Prior to the topic modelling implementation, we stemmed the words featuring in the titles and abstracts, removed stopwords, punctuation and numbers, converted all words to lowercase, and removed keywords featuring in less than 2% or more than 98% of the references. The remaining list of keywords was converted into a document per term matrix used to run the LDA analysis. The total number of topics that are discovered in the data needs to be set manually in LDA, so we varied the number of topics between 2 and 25 to identify the ideal number of topics. We used the function FindTopicsNumber from package ‘ldatuning’ (Nikita, 2020) to identify the ideal number of topics based on four metrics, proposed by Arun et al. (2010), Deveaud et al. (2014), Juan et al. (2009), and Griffiths & Steyvers (2004). We identified a good balance between the metrics when the model was trained on 22 topics based on an exploration of the resulting topics; the optimal number of topics represents the fewest topics that maximise the information covered as close to the original text as possible. It should be noted that while such metrics can be a useful guiding principle, the best judgement is often achieved by human interpretations of resultant topics (Chang et al., 2009).

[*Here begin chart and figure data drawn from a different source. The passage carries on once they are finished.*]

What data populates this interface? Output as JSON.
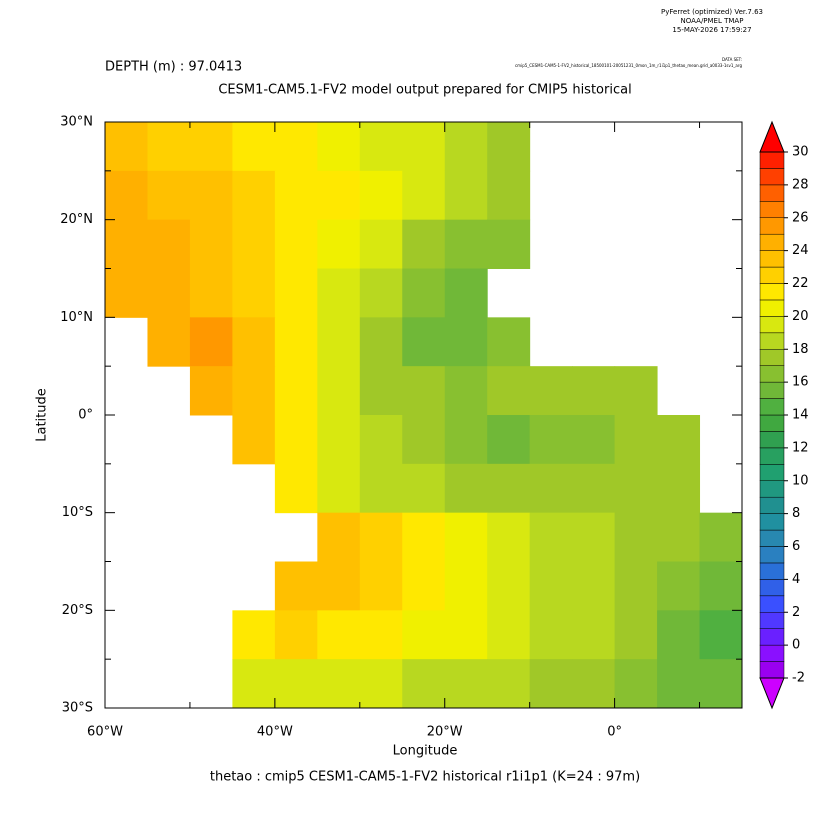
{
  "chart_data": {
    "type": "heatmap-map",
    "header": [
      "PyFerret (optimized) Ver.7.63",
      "NOAA/PMEL TMAP",
      "15-MAY-2026 17:59:27"
    ],
    "dataset_label": "DATA SET:",
    "dataset": "cmip5_CESM1-CAM5-1-FV2_historical_18500101-20051231_0mon_1m_r1i1p1_thetao_mean.grid_a0033-1sv1_arg",
    "subtitle": "DEPTH (m) : 97.0413",
    "title": "CESM1-CAM5.1-FV2 model output prepared for CMIP5 historical",
    "xlabel": "Longitude",
    "ylabel": "Latitude",
    "footer": "thetao : cmip5 CESM1-CAM5-1-FV2 historical r1i1p1   (K=24 : 97m)",
    "xlim": [
      -60,
      15
    ],
    "ylim": [
      -30,
      30
    ],
    "xticks": [
      {
        "value": -60,
        "label": "60°W"
      },
      {
        "value": -40,
        "label": "40°W"
      },
      {
        "value": -20,
        "label": "20°W"
      },
      {
        "value": 0,
        "label": "0°"
      }
    ],
    "xminor": [
      -50,
      -30,
      -10,
      10
    ],
    "yticks": [
      {
        "value": 30,
        "label": "30°N"
      },
      {
        "value": 20,
        "label": "20°N"
      },
      {
        "value": 10,
        "label": "10°N"
      },
      {
        "value": 0,
        "label": "0°"
      },
      {
        "value": -10,
        "label": "10°S"
      },
      {
        "value": -20,
        "label": "20°S"
      },
      {
        "value": -30,
        "label": "30°S"
      }
    ],
    "yminor": [
      25,
      15,
      5,
      -5,
      -15,
      -25
    ],
    "x": [
      -57.5,
      -52.5,
      -47.5,
      -42.5,
      -37.5,
      -32.5,
      -27.5,
      -22.5,
      -17.5,
      -12.5,
      -7.5,
      -2.5,
      2.5,
      7.5,
      12.5
    ],
    "y": [
      27.5,
      22.5,
      17.5,
      12.5,
      7.5,
      2.5,
      -2.5,
      -7.5,
      -12.5,
      -17.5,
      -22.5,
      -27.5
    ],
    "values": [
      [
        23,
        22.5,
        22,
        21.5,
        21,
        20.5,
        19.5,
        19,
        18.5,
        17.5,
        null,
        null,
        null,
        null,
        null
      ],
      [
        24,
        23.5,
        23,
        22,
        21.5,
        21,
        20,
        19,
        18,
        17,
        null,
        null,
        null,
        null,
        null
      ],
      [
        24.5,
        24,
        23,
        22.5,
        21.5,
        20.5,
        19.5,
        17.5,
        16,
        16,
        null,
        null,
        null,
        null,
        null
      ],
      [
        24,
        24,
        23.5,
        22,
        21,
        19.5,
        18,
        16,
        15.5,
        null,
        null,
        null,
        null,
        null,
        null
      ],
      [
        null,
        24,
        25,
        23,
        21,
        19,
        17,
        15,
        15,
        16.5,
        null,
        null,
        null,
        null,
        null
      ],
      [
        null,
        null,
        24,
        23,
        21,
        19,
        17,
        17,
        16.5,
        17,
        17,
        17.5,
        17.5,
        null,
        null
      ],
      [
        null,
        null,
        null,
        23,
        21,
        19,
        18,
        17,
        16,
        15.5,
        16,
        16.5,
        17,
        17,
        null
      ],
      [
        null,
        null,
        null,
        null,
        21,
        19.5,
        18.5,
        18,
        17.5,
        17,
        17,
        17,
        17,
        17,
        null
      ],
      [
        null,
        null,
        null,
        null,
        null,
        23,
        22,
        21,
        20,
        19,
        18.5,
        18,
        17.5,
        17,
        16.5
      ],
      [
        null,
        null,
        null,
        null,
        23.5,
        23,
        22,
        21.5,
        20.5,
        19.5,
        18.5,
        18,
        17.5,
        16,
        15.5
      ],
      [
        null,
        null,
        null,
        21,
        22,
        21.5,
        21,
        20.5,
        20,
        19,
        18.5,
        18,
        17,
        15,
        14.5
      ],
      [
        null,
        null,
        null,
        19.5,
        19,
        19,
        19,
        18.5,
        18.5,
        18,
        17.5,
        17,
        16,
        15.5,
        15
      ]
    ],
    "colorbar": {
      "levels": [
        -2,
        -1,
        0,
        1,
        2,
        3,
        4,
        5,
        6,
        7,
        8,
        9,
        10,
        11,
        12,
        13,
        14,
        15,
        16,
        17,
        18,
        19,
        20,
        21,
        22,
        23,
        24,
        25,
        26,
        27,
        28,
        29,
        30
      ],
      "colors": [
        "#9a00f0",
        "#8a10ff",
        "#6a20ff",
        "#5038ff",
        "#3a50ff",
        "#3060e8",
        "#2a70d8",
        "#2a80c0",
        "#2888b0",
        "#2090a0",
        "#209090",
        "#209880",
        "#20a070",
        "#28a060",
        "#30a050",
        "#40a840",
        "#50b040",
        "#70b838",
        "#88c030",
        "#a0c828",
        "#b8d820",
        "#d8e810",
        "#f0f000",
        "#ffe800",
        "#ffd000",
        "#ffc000",
        "#ffb000",
        "#ff9800",
        "#ff8000",
        "#ff6000",
        "#ff4000",
        "#ff2000"
      ],
      "over_color": "#ff0000",
      "under_color": "#cc00ff",
      "ticks": [
        -2,
        0,
        2,
        4,
        6,
        8,
        10,
        12,
        14,
        16,
        18,
        20,
        22,
        24,
        26,
        28,
        30
      ]
    }
  }
}
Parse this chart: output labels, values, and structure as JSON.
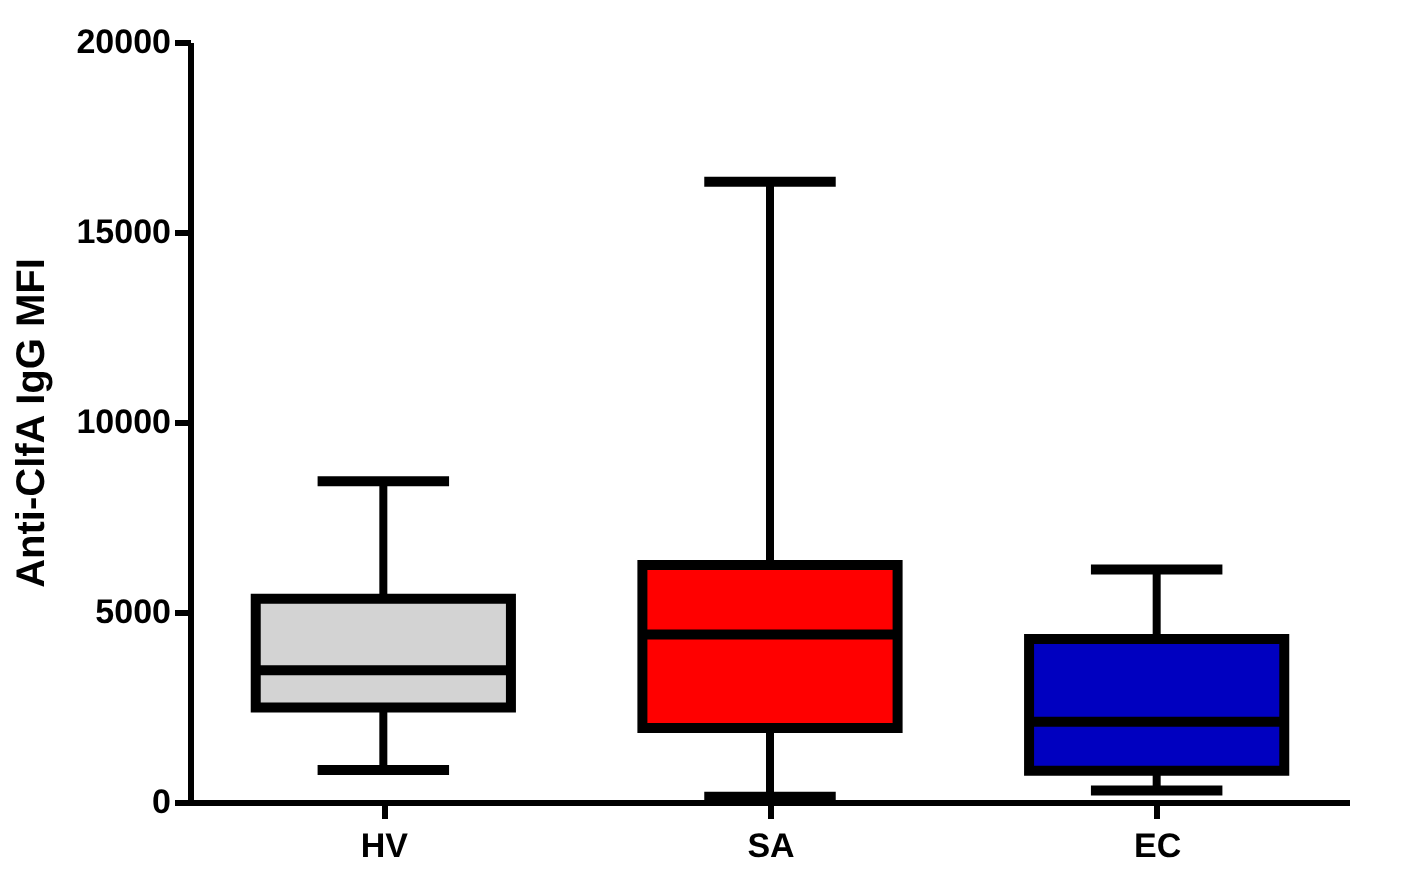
{
  "chart_data": {
    "type": "box",
    "ylabel": "Anti-ClfA IgG MFI",
    "categories": [
      "HV",
      "SA",
      "EC"
    ],
    "boxes": [
      {
        "low": 840,
        "q1": 2490,
        "median": 3470,
        "q3": 5350,
        "high": 8440
      },
      {
        "low": 140,
        "q1": 1950,
        "median": 4410,
        "q3": 6240,
        "high": 16320
      },
      {
        "low": 300,
        "q1": 820,
        "median": 2110,
        "q3": 4290,
        "high": 6120
      }
    ],
    "colors": [
      "#d3d3d3",
      "#ff0000",
      "#0000c0"
    ],
    "ylim": [
      0,
      20000
    ],
    "yticks": [
      0,
      5000,
      10000,
      15000,
      20000
    ],
    "grid": false
  }
}
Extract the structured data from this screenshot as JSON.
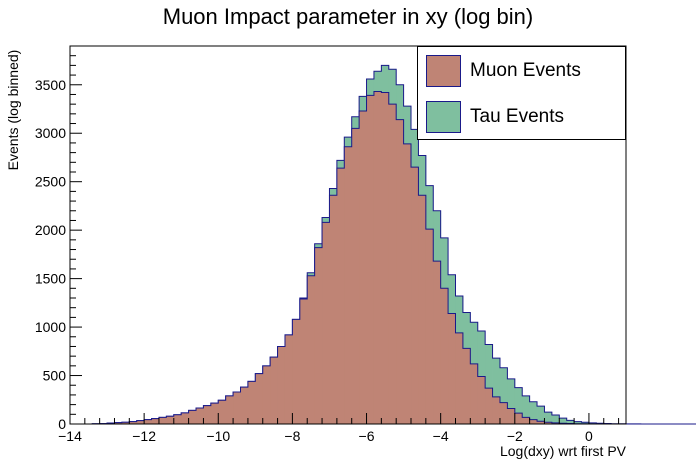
{
  "chart_data": {
    "type": "bar",
    "title": "Muon Impact parameter in xy (log bin)",
    "xlabel": "Log(dxy) wrt first PV",
    "ylabel": "Events (log binned)",
    "xlim": [
      -14,
      1
    ],
    "ylim": [
      0,
      3900
    ],
    "x_ticks": [
      "−14",
      "−12",
      "−10",
      "−8",
      "−6",
      "−4",
      "−2",
      "0"
    ],
    "y_ticks": [
      "0",
      "500",
      "1000",
      "1500",
      "2000",
      "2500",
      "3000",
      "3500"
    ],
    "legend_position": "top-right",
    "bins": {
      "start": -14,
      "width": 0.2
    },
    "series": [
      {
        "name": "Tau Events",
        "color": "#7fbf9f",
        "values": [
          0,
          0,
          0,
          2,
          4,
          10,
          14,
          18,
          25,
          35,
          45,
          55,
          68,
          80,
          95,
          115,
          140,
          165,
          190,
          215,
          245,
          290,
          330,
          380,
          440,
          520,
          600,
          690,
          800,
          920,
          1080,
          1300,
          1560,
          1860,
          2130,
          2430,
          2720,
          2960,
          3170,
          3380,
          3560,
          3640,
          3700,
          3660,
          3500,
          3280,
          3040,
          2770,
          2460,
          2200,
          1920,
          1540,
          1320,
          1150,
          1050,
          960,
          820,
          680,
          580,
          465,
          375,
          290,
          230,
          185,
          122,
          93,
          60,
          38,
          25,
          18,
          12,
          8,
          5,
          3,
          2,
          1,
          1,
          0,
          0,
          0,
          0,
          0,
          0,
          0,
          0
        ]
      },
      {
        "name": "Muon Events",
        "color": "#bf8475",
        "values": [
          0,
          0,
          0,
          2,
          4,
          10,
          14,
          18,
          25,
          35,
          45,
          55,
          68,
          80,
          95,
          115,
          140,
          165,
          190,
          215,
          245,
          290,
          330,
          380,
          440,
          520,
          600,
          690,
          800,
          920,
          1080,
          1290,
          1530,
          1820,
          2080,
          2360,
          2640,
          2860,
          3050,
          3230,
          3390,
          3430,
          3420,
          3300,
          3140,
          2890,
          2650,
          2360,
          2010,
          1680,
          1400,
          1140,
          940,
          780,
          620,
          490,
          370,
          280,
          220,
          160,
          112,
          68,
          45,
          28,
          18,
          12,
          8,
          5,
          3,
          2,
          1,
          1,
          0,
          0,
          0,
          0,
          0,
          0,
          0,
          0,
          0,
          0,
          0,
          0,
          0
        ]
      }
    ]
  }
}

Once the final model was set, we assigned each reference to the topic with the highest probability of being associated with it. This classification was then used to analyse the set of publications associated with 15 topics that were identified as strongly-related to biogeography research and cover the majority of the sampled literature (> 80% of references) published since 1974. Specifically, we calculated the percentage of references associated with these topics during each decade (1974–1979, 1980–1989, 1990–1999, 2000–2009, 2010–2019, 2020–present) in the set of references associated with (i) Journal of Biogeography, (ii) a set of biogeography-related journals (Journal of Biogeography, Ecography, Global Ecology and Biogeography, and Diversity and Distributions), and in (iii) all journals.
Usage notes
The data and scripts included in this submission can be opened using the free and open R software.